HOME > Mundo

Ortega acusa direita latino-americana de prejudicar organizações regionais

O presidente de Nicarágua, Daniel Ortega, lamentou que os "governos de direita" de América Latina tenham acabado, em sua opinião, com os organizações de cooperação regional; "A América Latina está sendo vítima do que é a falta de atitude democrática de governos de direita que provocaram uma polarização e uma fratura nos organismos de integração" da região, disse

Ortega acusa direita latino-americana de prejudicar organizações regionais (Foto: OSWALDO RIVAS - Reuters)

Agência EFE - O presidente de Nicarágua, Daniel Ortega, lamentou que os "governos de direita" de América Latina tenham acabado, em sua opinião, com os organizações de cooperação regional.

Em entrevista à Agência Efe, ele disse que "a América Latina está sendo vítima do que é a falta de atitude democrática de governos de direita que provocaram uma polarização e uma fratura nos organismos de integração" da região.

"Nunca como agora, que partidos de direita governam os países de América Latina, os organismos de integração regional tinha se enfraquecido, desde a Celac (Comunidade de Estados Latino-americanos e Caribenhos), que nasceu quando tínhamos uma relação diferente na América Latina", disse o governante.

Segundo ele, isso "mostra a tolerância e a maturidade das forças de esquerda no governo e a atitude democrática que, quando são maioria, não agem com a prepotência de querer excluir, prejudicar às forças de direita, mas sim busca formas de unir".

Ele destacou que a Celac foi criada sob a supervisão do ex-presidente brasileiro Luiz Inacio Lula da Silva, "mas isso foi destruído agora pela intolerância dos governos de direita que agem sob a direção da política americana".
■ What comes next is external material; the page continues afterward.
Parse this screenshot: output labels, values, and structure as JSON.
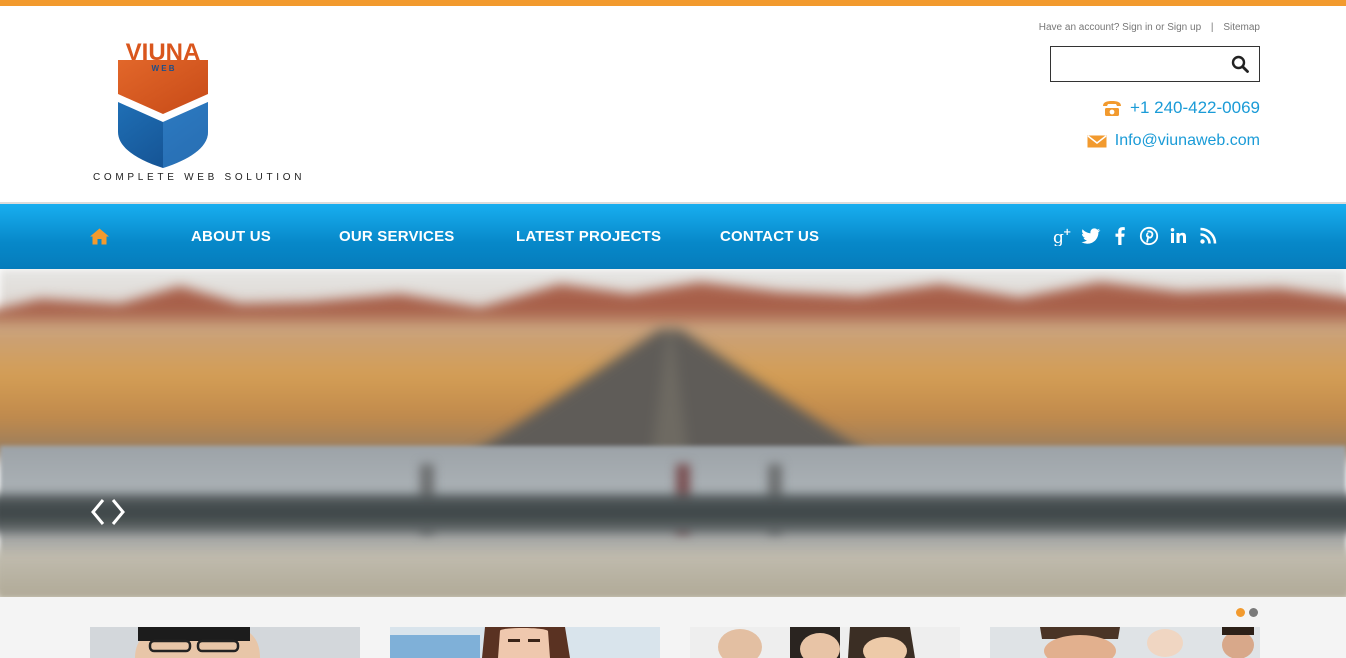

Segundo Ortega, isso lembra "a época quando ocuparam a OEA (Organização dos Estados Americanos) para invadir países como a República Dominicana e quando entre as tropas libertadoras encabeçadas pelos ianques estavam as tropas de Somoza, frente à ameaça do comunismo. Essa história está sendo reeditada".

Sobre a Venezuela, ele garantiu manter "boa relação" e que o país de Nicolás Maduro "está sendo vítima da mesma política intervencionista que sofreram países como Cuba e que também sofreu a Nicarágua".